Третий бокал, четвертый… Слава снова перешел на рабочее. Рассказывая о сотрудниках.
– Финик – та еще тварь. Финансист – левел бог. Но сам полное говнище.
– Знаю, – кивнул я. – Аркадий говорил. Что сам его привел, а потом пожалел. Сказал, что избавляться от него надо.
– Надо. Но не торопись сильно. Сначала вникни немного. Пока эта гадина нам еще пригодится. Надежда…
Тут он запнулся. Мы смотрели друг на друга – со смыслом. Алкоголь – черный маг, чтоб ему. Слава не выдержал и отвел взгляд. Но тут же вернулся на линию огня.
– Я в курсах, Денис. Насчет Змеиного мха. Насчет вас. Это мой дом там рядом.
– Я тоже в курсах. Насчет вас. И насчет Лисицына. И вот что… Давай договоримся раз и навсегда. Мы не говорим о ней, если это не касается работы. Понял?
– Вполне, – твердо ответил он после паузы. – Только одно еще все-таки скажу. Надя – близкий мне человек. Очень близкий. И всегда им останется. Поэтому если…
– Я тебя услышал! – оборвал я. – И на этом закончили.
Впрочем, закончили мы не сразу. О Наде, разумеется, больше не говорили. Но выпили еще на ход ноги. На ход коня. На стремена. А потом, кажется, пришло такси…
[1] Снифтер (snifter) – классический бокал для коньяка на тонкой ножке, с широким дном, сужающийся кверху
[2] Cafe, Cognac, Cigare (фр.) – кофе, коньяк, сигара
[3] КСП – контрольно-следовая полоса, вспаханная полоса земли вдоль государственной границы, фиксирующая ее пересечение нарушителями
=44
В те выходные, после разговора в баре, я был занят выше крыши. Два дня с утра до ночи просидел за компьютером, одуревая от количества документов, которые предстояло изучить хотя бы в первом приближении. Читая все это и делая пометки, без конца доставал по телефону Славу и Аркадия. Но это было даже к лучшему, потому что не хватало времени на другие мысли.
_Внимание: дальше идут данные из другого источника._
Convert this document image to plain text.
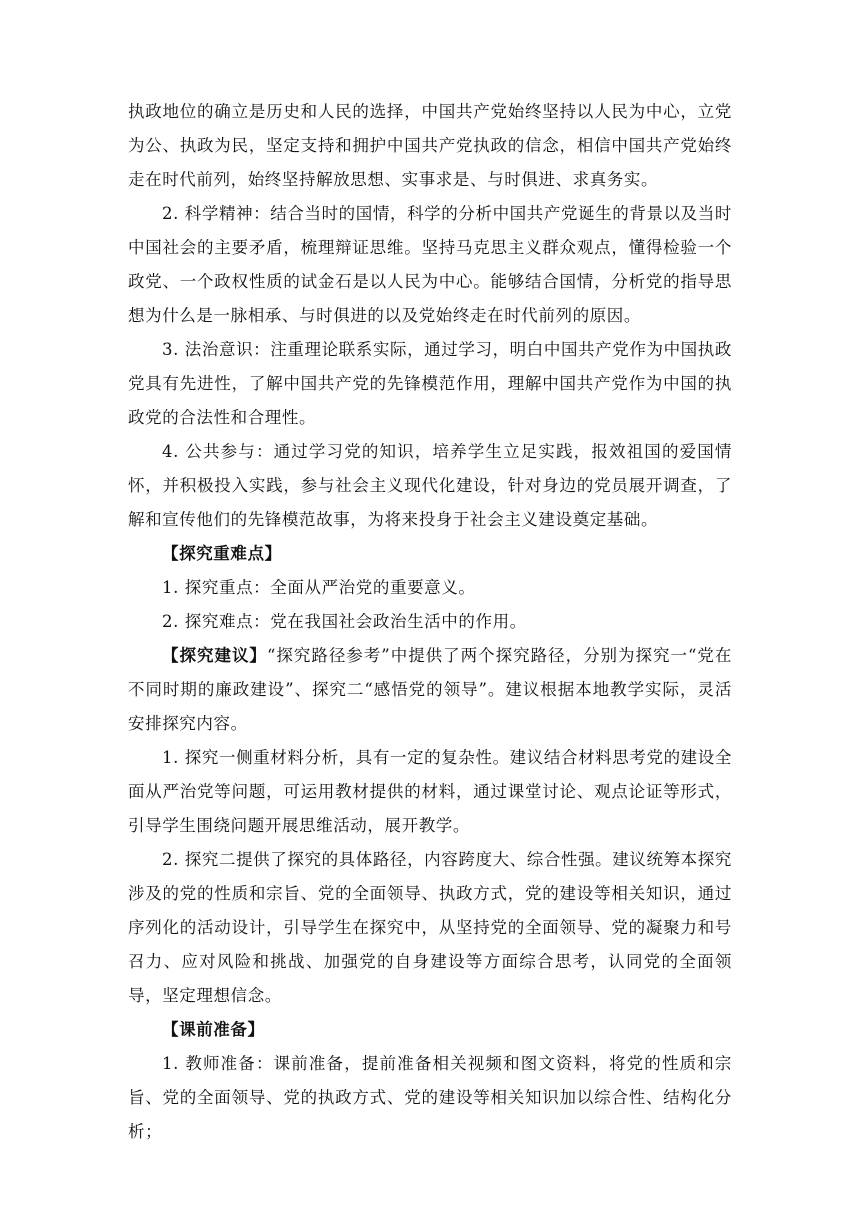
执政地位的确立是历史和人民的选择，中国共产党始终坚持以人民为中心，立党为公、执政为民，坚定支持和拥护中国共产党执政的信念，相信中国共产党始终走在时代前列，始终坚持解放思想、实事求是、与时俱进、求真务实。

2. 科学精神：结合当时的国情，科学的分析中国共产党诞生的背景以及当时中国社会的主要矛盾，梳理辩证思维。坚持马克思主义群众观点，懂得检验一个政党、一个政权性质的试金石是以人民为中心。能够结合国情，分析党的指导思想为什么是一脉相承、与时俱进的以及党始终走在时代前列的原因。

3. 法治意识：注重理论联系实际，通过学习，明白中国共产党作为中国执政党具有先进性，了解中国共产党的先锋模范作用，理解中国共产党作为中国的执政党的合法性和合理性。

4. 公共参与：通过学习党的知识，培养学生立足实践，报效祖国的爱国情怀，并积极投入实践，参与社会主义现代化建设，针对身边的党员展开调查，了解和宣传他们的先锋模范故事，为将来投身于社会主义建设奠定基础。

【探究重难点】

1. 探究重点：全面从严治党的重要意义。

2. 探究难点：党在我国社会政治生活中的作用。

【探究建议】“探究路径参考”中提供了两个探究路径，分别为探究一“党在不同时期的廉政建设”、探究二“感悟党的领导”。建议根据本地教学实际，灵活安排探究内容。

1. 探究一侧重材料分析，具有一定的复杂性。建议结合材料思考党的建设全面从严治党等问题，可运用教材提供的材料，通过课堂讨论、观点论证等形式，引导学生围绕问题开展思维活动，展开教学。

2. 探究二提供了探究的具体路径，内容跨度大、综合性强。建议统筹本探究涉及的党的性质和宗旨、党的全面领导、执政方式，党的建设等相关知识，通过序列化的活动设计，引导学生在探究中，从坚持党的全面领导、党的凝聚力和号召力、应对风险和挑战、加强党的自身建设等方面综合思考，认同党的全面领导，坚定理想信念。

【课前准备】

1. 教师准备：课前准备，提前准备相关视频和图文资料，将党的性质和宗旨、党的全面领导、党的执政方式、党的建设等相关知识加以综合性、结构化分析；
От нашей с ним пьянки осталось двоякое впечатление. Слава мне понравился. Мы были… из одной стаи. На одной волне. И то, как он отреагировал на оборванный мною разговор о Наде, тоже понравилось. С другой стороны, я страшно на нее разозлился. Мало того, что мы оказались вдруг коллегами – тут она, само собой, не была виновата. И того, что появилась, считай, в обнимку с Лисицыным. Так еще и Славе рассказала о нас. Какого черта? За язык тянуло? Промелькнуло это подозрение, когда он знакомил меня с начальниками отделов, но одно дело думать, а другое знать наверняка. Может, еще и поэтому так резко оттолкнул ее, когда вызвал к себе поговорить по цифрам.
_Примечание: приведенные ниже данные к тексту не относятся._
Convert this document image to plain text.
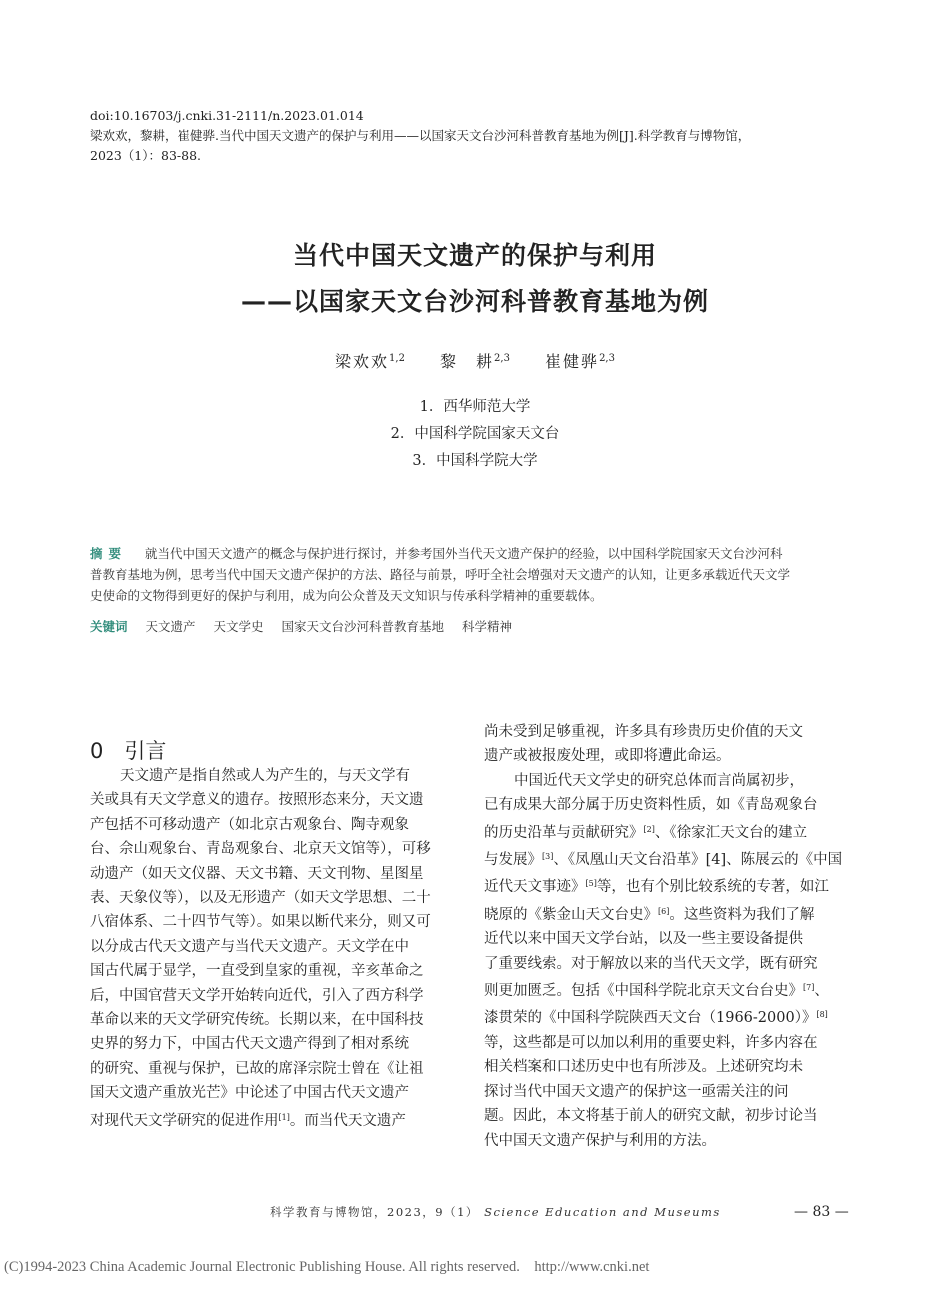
doi:10.16703/j.cnki.31-2111/n.2023.01.014
梁欢欢，黎耕，崔健骅.当代中国天文遗产的保护与利用——以国家天文台沙河科普教育基地为例[J].科学教育与博物馆，
2023（1）：83-88.
当代中国天文遗产的保护与利用
——以国家天文台沙河科普教育基地为例
梁欢欢$^{1,2}$ 黎　耕$^{2,3}$ 崔健骅$^{2,3}$
1．西华师范大学
2．中国科学院国家天文台
3．中国科学院大学
摘要 就当代中国天文遗产的概念与保护进行探讨，并参考国外当代天文遗产保护的经验，以中国科学院国家天文台沙河科
普教育基地为例，思考当代中国天文遗产保护的方法、路径与前景，呼吁全社会增强对天文遗产的认知，让更多承载近代天文学
史使命的文物得到更好的保护与利用，成为向公众普及天文知识与传承科学精神的重要载体。
关键词 天文遗产 天文学史 国家天文台沙河科普教育基地 科学精神
0　引言
天文遗产是指自然或人为产生的，与天文学有
关或具有天文学意义的遗存。按照形态来分，天文遗
产包括不可移动遗产（如北京古观象台、陶寺观象
台、佘山观象台、青岛观象台、北京天文馆等），可移
动遗产（如天文仪器、天文书籍、天文刊物、星图星
表、天象仪等），以及无形遗产（如天文学思想、二十
八宿体系、二十四节气等）。如果以断代来分，则又可
以分成古代天文遗产与当代天文遗产。天文学在中
国古代属于显学，一直受到皇家的重视，辛亥革命之
后，中国官营天文学开始转向近代，引入了西方科学
革命以来的天文学研究传统。长期以来，在中国科技
史界的努力下，中国古代天文遗产得到了相对系统
的研究、重视与保护，已故的席泽宗院士曾在《让祖
国天文遗产重放光芒》中论述了中国古代天文遗产
对现代天文学研究的促进作用[1]。而当代天文遗产
尚未受到足够重视，许多具有珍贵历史价值的天文
遗产或被报废处理，或即将遭此命运。
中国近代天文学史的研究总体而言尚属初步，
已有成果大部分属于历史资料性质，如《青岛观象台
的历史沿革与贡献研究》[2]、《徐家汇天文台的建立
与发展》[3]、《凤凰山天文台沿革》[4]、陈展云的《中国
近代天文事迹》[5]等，也有个别比较系统的专著，如江
晓原的《紫金山天文台史》[6]。这些资料为我们了解
近代以来中国天文学台站，以及一些主要设备提供
了重要线索。对于解放以来的当代天文学，既有研究
则更加匮乏。包括《中国科学院北京天文台台史》[7]、
漆贯荣的《中国科学院陕西天文台（1966-2000）》[8]
等，这些都是可以加以利用的重要史料，许多内容在
相关档案和口述历史中也有所涉及。上述研究均未
探讨当代中国天文遗产的保护这一亟需关注的问
题。因此，本文将基于前人的研究文献，初步讨论当
代中国天文遗产保护与利用的方法。
科学教育与博物馆，2023，9（1） Science Education and Museums	— 83 —
(C)1994-2023 China Academic Journal Electronic Publishing House. All rights reserved.　http://www.cnki.net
От воспоминаний отвлек телефон. Вайбер. На личный номер.
Ну, и кого там еще волной прибило?
Открыл и глазам не поверил. Вот так надеешься, потом махнешь рукой – и пожалуйста.
«Привет. Завтра выхожу».
Ну и как это понимать, радость моя? Тебя задело, что я каждый день грязно домогался, а потом забил? Это хороший знак или плохой? Или вообще ни разу никакой не знак?
«Отлично. Тендер на госзаказ тебя ждет».
Хотел добавить, что и я тоже жду, но решил не нагнетать. Посмотрел на часы, и оказалось, что уже обед. Сходил в столовку, пожевал чего-то. Готовили там невкусно, и народу – видимо, по этой самой причине – было всегда немного. Наших вообще никого. В буфете подешевле и посъедобнее, но оттуда я быстро сбежал. Уж больно раздражали откровенно соблазняющие взгляды, позы и псевдоофисные костюмчики, обтягивающие прелести туже, чем латекс из секс-шопа. Касание ногой под столом и смущенный быстрый взмах ресницами: ах, случайно. Попытки завести разговор. Все так неловко, неуклюже. Или наоборот нагло и откровенно. Отточено, многократно уже на ком-то опробовано.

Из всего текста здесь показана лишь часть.